"Instruction Fetch" in Nsight Performance Analysis

I use Nsight to analyze the performance of my kernel.
“Instruction Fetch” is the major reason and takes 29% in Issue Stall Reasons.
I tried to find what factors result in Instruction Fetch. However, it is difficult to find it even in CUDA
It is from branch reason like “if…else…”? I am not sure.

Could you give me some suggestion?

Thank you very much!

It’s a form of latency.

branching could cause it

also, if you have loops that are long enough not to fit in the instruction cache, then that could result in instruction fetch issues.

try slide 62 here:


Thank you very much, txbob.

You are right. I have 6 loops for each thread.
To my understanding according to what you said, I need to reduce the loops?

Note that txbob specifically referred to loops whose loop body does not fit into the instruction cache. The instruction cache on GPUs is quite small, I think 512 instructions is a typical size.

GPUs do not have branch prediction and fetch instructions in simple increasing address order. Any branch (loop or not) that causes instruction fetch to be restarted at a non-sequential location can cause a stall. A much lengthier stall will occur if the branch target location is not in the instruction cache.

In case loops are the major source of branches in your code, can you get rid of some of them, maybe by increased parallelization? It is not really possible to give specific advice without knowing more about the actual structure of your code.

Thanks a lot, njuffa.

512 instructions is a fixed size? I mean that if I disassemble my codes to check the number of the instructions. regardless of the number of loops, if the number of instructions is less than 512, is it ok?

I don’t happen to know what the size of the instruction cache (I$) is. AFAIK it’s not published, although microbenchmarking may be able to discover it, and there may be material that you can google for:


that would suggest the size for a particular GPU architecture.

However, the I$ is a SM-wide resource. This means that all warps in a given SM which may need instructions will attempt to hit in the I$ (this is really a function of the instruction dispatch unit in the SM, not the warp itself).

Having said that, it is still probably a reasonable starting point to ask whether there are more (SASS) instructions in the kernel than can fit in the I$. That may be the first question. However, in the event of concurrent kernels (and possibly other scenarios) the I$ may be shared by more than one instruction stream.

Thanks, txbob!
Where to cache instructions, L1?
Is it separate from the data?
If the size is adjustable, it will be better.
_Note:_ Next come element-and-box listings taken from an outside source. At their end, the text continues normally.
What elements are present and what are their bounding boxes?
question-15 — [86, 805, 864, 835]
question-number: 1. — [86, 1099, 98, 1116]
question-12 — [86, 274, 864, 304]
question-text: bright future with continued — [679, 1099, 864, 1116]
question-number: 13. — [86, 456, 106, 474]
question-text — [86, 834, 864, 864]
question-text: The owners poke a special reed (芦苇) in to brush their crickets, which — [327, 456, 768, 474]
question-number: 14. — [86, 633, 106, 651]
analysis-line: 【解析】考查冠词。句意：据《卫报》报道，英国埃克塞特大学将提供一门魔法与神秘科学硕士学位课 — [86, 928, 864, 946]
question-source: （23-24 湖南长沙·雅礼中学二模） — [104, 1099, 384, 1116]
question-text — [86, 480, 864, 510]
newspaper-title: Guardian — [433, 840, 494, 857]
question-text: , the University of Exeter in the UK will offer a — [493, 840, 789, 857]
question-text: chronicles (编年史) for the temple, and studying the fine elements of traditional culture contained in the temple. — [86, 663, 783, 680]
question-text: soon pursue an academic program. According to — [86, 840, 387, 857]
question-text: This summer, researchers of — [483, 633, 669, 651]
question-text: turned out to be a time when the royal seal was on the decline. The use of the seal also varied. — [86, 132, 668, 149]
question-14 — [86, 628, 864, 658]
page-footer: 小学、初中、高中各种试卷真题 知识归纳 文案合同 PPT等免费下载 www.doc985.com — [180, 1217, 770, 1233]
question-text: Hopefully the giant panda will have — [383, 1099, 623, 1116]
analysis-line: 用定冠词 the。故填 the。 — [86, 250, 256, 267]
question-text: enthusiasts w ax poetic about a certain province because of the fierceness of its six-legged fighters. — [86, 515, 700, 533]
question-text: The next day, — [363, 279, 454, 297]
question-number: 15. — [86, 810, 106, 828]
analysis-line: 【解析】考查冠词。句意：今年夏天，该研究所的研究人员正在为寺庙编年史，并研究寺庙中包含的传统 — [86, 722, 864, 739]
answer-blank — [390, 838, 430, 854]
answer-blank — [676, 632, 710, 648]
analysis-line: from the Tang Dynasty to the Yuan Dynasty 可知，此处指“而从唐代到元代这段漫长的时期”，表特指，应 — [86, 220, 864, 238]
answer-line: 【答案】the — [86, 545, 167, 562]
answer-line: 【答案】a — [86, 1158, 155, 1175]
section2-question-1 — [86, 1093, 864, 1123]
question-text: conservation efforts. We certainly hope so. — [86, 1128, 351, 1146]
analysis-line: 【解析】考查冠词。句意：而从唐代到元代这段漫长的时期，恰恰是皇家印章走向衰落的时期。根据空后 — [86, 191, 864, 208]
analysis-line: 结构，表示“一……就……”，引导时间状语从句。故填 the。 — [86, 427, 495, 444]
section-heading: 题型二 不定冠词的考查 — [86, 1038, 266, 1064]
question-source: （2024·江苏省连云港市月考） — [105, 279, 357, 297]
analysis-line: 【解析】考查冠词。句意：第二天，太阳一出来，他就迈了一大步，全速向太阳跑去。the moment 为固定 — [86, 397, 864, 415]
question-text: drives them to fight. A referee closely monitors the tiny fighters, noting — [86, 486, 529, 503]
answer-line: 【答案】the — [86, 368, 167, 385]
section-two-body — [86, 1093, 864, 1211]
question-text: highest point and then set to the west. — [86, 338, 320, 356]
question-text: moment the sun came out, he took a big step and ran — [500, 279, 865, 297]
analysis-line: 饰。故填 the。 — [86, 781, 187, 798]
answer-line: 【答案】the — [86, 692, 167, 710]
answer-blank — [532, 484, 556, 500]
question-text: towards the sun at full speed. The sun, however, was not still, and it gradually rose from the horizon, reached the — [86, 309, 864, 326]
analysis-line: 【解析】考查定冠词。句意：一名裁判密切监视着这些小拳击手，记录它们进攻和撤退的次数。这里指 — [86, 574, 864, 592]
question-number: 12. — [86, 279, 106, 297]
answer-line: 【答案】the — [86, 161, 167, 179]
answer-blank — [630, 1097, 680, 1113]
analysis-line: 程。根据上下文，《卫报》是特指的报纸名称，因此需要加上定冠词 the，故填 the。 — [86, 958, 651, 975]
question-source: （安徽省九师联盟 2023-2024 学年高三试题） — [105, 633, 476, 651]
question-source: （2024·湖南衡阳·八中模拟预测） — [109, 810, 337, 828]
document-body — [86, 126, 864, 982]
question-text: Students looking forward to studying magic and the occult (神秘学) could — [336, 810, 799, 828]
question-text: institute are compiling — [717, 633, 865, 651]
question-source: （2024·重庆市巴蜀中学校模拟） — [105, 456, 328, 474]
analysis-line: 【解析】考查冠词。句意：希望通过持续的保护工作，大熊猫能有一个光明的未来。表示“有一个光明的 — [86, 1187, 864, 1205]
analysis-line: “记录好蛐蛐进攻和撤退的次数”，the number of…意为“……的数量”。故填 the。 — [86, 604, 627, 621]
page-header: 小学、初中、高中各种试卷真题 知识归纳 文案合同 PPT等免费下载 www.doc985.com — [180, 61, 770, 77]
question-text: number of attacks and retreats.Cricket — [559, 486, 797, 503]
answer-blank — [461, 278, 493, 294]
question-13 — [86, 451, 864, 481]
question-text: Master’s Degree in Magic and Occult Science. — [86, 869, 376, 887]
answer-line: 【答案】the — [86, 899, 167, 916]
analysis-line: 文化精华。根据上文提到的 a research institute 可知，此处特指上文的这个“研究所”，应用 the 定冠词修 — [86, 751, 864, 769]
I have disassembled my kernel. The instruction is more than 512.
I think that I need to reduce the size and try it first.

AFAIK, unpublished (google?)

AFAIK, unpublished (google?)

I’m pretty sure the size is not adjustable.

A point you may have missed is that this is a form of latency.

The GPU is intended to be a latency-hiding machine. The GPU hides latency by having lots of available work to switch to.

So any kernel may initially be instruction-bound until the machine begins to get enough instructions in the hopper that it can begin to hide work - using the standard latency hiding mechanism.

If you have a very short kernel, or a kernel that launches only a small number of threads, or otherwise doesn’t expose much parallelism, then the machine may have difficulty hiding latency, and the result may be a form of efficiency loss, (e.g. instruction bound).

There may be some cases where you have written some code that the profiler suggests is “instruction bound”, but the correct response is not to attack the instruction-bound-edness, but to expose more parallelism.

It’s impossible to say since you haven’t shown any code. Even if you had, I’m not saying I will do the analysis for you. The simple fact that you have more than 512 SASS instructions in your kernel does not necessarily mean that things will improve when you drop below 512.

Let’s take a very simple example. Suppose I have launched threadblocks of 32 threads. That means, with respect to that threadblock, each instruction in the instruction stream will be executed by a single warp. Now suppose I launch the same code with threadblocks of 256 threads. That means that each instruction in the instruction stream is effectively re-used 8 times as it is processed by each of the 8 warps in the threadblock. This would result in an 8x reduction in instruction fetch pressure.

This doesn’t necessarily tell the whole story, as it does not account for multiple threadblocks being resident on an SM, for example. But this is the sort of code characteristic that I am referring to. For such a code, I would not look to squeeze my kernel code down to under 512 instructions. I would look for ways to expose more parallelism so that I can launch as many threads as the SM will hold.

Thank you very much, txbob.

Do you have any comment about writing performance of Surface?